Fly fishing lines come in different densities. The density of the fly line determines whether it is a floating line or sinking line. Here are characteristics of different density lines.
- Floating fly lines are the most popular fly line because they are the easiest to handle and work well for beginners.
- Sinking fly lines come in three different types.
- Sink tip fly line is very similar to the floating fly line. However, as the name implies, about 10 to 20 feet of the tip of this fly line sinks. The end section contains lead core or other dense material in the inner core to sink it.

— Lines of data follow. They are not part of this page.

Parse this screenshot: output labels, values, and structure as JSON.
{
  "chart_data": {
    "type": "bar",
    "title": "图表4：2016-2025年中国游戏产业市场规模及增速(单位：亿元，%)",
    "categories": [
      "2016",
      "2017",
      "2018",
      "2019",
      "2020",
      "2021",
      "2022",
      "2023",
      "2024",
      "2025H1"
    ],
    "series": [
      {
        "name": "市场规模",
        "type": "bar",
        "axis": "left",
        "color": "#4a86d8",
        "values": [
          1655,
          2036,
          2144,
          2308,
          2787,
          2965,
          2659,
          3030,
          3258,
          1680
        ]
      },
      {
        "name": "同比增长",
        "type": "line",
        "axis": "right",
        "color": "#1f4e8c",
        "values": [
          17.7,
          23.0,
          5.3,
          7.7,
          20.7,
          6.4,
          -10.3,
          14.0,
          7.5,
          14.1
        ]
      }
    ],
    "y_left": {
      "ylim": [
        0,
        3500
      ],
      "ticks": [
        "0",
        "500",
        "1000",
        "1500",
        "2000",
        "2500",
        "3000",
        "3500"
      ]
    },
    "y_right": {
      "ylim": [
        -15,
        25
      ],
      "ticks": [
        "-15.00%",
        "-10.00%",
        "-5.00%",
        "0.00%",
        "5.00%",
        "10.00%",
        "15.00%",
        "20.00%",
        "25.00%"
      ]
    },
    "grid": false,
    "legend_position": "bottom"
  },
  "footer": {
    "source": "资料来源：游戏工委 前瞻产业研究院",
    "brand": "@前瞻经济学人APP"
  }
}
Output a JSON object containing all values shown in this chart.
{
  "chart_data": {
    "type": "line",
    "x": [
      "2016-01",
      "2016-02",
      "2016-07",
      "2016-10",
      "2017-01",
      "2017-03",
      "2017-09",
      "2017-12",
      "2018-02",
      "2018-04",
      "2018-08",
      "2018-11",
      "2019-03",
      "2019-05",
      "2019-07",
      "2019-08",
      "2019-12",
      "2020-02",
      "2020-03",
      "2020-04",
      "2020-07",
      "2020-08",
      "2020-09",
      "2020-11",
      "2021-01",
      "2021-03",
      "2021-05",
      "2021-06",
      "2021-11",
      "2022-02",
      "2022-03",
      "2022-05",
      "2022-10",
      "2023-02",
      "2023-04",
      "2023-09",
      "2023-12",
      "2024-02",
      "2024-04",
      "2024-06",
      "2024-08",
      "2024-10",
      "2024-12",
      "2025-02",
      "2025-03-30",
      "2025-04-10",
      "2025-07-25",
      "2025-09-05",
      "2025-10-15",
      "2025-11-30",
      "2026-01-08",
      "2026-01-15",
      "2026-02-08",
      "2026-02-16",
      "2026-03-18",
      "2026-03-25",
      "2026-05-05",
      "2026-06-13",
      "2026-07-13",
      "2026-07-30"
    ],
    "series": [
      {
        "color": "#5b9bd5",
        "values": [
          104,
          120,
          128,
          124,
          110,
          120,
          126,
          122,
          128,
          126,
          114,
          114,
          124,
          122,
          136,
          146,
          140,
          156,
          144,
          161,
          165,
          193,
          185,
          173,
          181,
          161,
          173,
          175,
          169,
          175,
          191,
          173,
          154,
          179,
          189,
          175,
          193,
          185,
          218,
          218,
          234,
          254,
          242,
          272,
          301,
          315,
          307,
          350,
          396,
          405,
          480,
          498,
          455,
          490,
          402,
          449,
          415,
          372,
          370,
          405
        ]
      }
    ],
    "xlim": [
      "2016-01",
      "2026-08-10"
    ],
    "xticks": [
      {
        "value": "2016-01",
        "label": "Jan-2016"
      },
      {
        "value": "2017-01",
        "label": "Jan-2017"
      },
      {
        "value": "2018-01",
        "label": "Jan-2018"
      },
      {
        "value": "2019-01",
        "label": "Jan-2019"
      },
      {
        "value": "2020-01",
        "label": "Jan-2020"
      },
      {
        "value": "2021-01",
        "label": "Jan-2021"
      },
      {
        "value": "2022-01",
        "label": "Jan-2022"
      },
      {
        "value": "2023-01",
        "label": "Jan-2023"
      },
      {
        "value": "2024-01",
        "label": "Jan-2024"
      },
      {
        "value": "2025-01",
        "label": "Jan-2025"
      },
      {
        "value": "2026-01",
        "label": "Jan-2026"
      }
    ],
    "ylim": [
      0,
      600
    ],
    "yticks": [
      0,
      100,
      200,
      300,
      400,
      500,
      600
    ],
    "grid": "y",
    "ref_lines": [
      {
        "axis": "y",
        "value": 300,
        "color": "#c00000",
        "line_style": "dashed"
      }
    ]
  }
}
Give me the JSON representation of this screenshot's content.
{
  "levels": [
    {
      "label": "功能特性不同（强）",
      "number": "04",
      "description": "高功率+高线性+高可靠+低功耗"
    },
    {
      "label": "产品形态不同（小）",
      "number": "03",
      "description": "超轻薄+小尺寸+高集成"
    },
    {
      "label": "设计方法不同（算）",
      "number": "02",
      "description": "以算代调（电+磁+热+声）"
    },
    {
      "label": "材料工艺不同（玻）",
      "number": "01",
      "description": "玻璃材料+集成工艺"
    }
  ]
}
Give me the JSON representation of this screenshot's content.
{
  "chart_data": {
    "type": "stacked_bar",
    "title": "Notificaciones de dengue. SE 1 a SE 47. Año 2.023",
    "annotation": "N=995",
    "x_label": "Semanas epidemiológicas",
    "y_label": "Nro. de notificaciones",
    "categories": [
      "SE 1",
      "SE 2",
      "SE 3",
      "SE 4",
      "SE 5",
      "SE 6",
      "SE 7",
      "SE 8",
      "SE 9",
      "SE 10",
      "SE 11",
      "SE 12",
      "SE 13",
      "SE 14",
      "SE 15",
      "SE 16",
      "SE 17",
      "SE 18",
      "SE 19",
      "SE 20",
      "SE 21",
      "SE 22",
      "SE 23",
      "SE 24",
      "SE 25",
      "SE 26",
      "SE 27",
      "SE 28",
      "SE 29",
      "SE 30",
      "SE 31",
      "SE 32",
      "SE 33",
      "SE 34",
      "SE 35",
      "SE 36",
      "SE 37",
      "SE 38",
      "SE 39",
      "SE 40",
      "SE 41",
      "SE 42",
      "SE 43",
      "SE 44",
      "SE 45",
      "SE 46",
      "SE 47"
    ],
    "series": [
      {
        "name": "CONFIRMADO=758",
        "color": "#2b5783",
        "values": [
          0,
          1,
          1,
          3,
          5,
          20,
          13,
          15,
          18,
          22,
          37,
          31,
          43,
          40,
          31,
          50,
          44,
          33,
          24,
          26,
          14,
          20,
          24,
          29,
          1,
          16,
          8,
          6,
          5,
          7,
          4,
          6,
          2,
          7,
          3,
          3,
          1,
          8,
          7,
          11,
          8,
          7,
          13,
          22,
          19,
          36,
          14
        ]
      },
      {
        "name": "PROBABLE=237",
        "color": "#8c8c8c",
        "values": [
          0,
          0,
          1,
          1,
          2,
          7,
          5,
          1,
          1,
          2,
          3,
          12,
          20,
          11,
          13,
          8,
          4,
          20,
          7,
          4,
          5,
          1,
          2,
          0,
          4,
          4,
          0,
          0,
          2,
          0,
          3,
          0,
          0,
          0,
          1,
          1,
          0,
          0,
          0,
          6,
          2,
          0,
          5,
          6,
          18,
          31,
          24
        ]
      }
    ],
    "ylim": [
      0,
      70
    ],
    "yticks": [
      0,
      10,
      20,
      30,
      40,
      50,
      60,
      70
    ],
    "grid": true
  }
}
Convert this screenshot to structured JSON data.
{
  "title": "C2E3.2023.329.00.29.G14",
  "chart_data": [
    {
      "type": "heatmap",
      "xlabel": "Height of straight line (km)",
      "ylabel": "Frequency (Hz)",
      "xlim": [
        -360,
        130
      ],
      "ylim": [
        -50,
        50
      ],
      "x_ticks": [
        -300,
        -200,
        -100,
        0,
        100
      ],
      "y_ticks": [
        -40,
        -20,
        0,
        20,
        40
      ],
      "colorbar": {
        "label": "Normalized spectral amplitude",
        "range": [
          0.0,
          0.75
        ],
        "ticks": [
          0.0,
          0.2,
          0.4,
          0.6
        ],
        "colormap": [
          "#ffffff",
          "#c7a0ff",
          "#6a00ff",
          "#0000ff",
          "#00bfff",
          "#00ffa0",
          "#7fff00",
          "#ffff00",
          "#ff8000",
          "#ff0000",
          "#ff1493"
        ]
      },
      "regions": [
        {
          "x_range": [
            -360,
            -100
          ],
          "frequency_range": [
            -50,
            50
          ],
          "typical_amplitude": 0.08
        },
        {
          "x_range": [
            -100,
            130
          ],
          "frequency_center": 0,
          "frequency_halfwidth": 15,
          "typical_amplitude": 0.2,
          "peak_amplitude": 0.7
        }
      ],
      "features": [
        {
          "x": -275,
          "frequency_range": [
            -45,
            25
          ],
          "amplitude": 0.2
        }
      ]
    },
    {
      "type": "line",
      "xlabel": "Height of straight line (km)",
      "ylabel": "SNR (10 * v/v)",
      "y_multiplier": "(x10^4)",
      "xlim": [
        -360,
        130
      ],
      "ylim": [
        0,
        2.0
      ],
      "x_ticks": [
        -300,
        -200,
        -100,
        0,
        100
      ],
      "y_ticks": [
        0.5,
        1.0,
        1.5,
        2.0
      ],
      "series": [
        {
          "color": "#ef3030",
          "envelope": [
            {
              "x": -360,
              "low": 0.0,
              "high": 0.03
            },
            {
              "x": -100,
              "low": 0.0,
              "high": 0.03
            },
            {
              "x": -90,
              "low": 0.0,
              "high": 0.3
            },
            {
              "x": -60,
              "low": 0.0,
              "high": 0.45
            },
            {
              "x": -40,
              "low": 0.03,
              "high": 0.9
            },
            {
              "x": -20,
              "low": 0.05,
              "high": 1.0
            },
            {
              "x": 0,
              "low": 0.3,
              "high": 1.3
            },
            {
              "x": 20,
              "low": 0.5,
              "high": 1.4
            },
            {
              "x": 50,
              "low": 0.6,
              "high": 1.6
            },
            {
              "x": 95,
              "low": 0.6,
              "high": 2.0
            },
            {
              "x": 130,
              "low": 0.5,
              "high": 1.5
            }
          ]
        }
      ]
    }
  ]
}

- Intermediate weighted fly line sinks just below the surface of the water. This works well in small, shallow ponds or shallow streams. It’s also the saltwater fly fisherman’s choice for tarpon and other relatively shallow fish.
- Sinking fly line completely sinks. The entire line will sink, and each sinking fly line has a sink rate. This sink rate is typically in inches per second.
Here are the technical sinking classifications from 3M:
Intermediate/Type I – 1' - 2' depths. Ideal for trout, bass and panfish over shallow beds or just beneath the surface.
Type II – 2' - 4' depths. Excellent general sinking line, especially for fishing lakes with shallow to medium depths.
Type III – 3' - 7' depths. Quickly gets flies 3' to 7' deep.
Type IV & V – 10' - 20' depths. For deeper lakes and ocean-fishing.
Which is Right For You?
When purchasing fly line, you will see the density, weight and taper of the fishing line designated on the package. Remember the weight of the fly line must match your equipment. The rod, reel and line must all be the same weight. If your rod and reel are a 5 weight, then the fly fishing line must also be a 5. You may see a DT5F, the DT stands for double tapered, the 5 is the line weight which must match your gear and the F means it’s a floating line. WF5F is weight forward, number 5 - floating fly line. Now that you know what the abbreviations mean you will be able to choose the fly fishing line that best suits your purpose.
Note: It is acceptable in some circles to “overline” usually by one line weight. For example, in very windy conditions, some will use a #7 fly rod and use a #8 weight fly line for a little extra punch.
When in doubt, if you have a 5 weight fly rod, by Floating Weight Forward fly line for 5 wt. rod. This is the most versatile all around taper and density for many common fly fishing scenarios.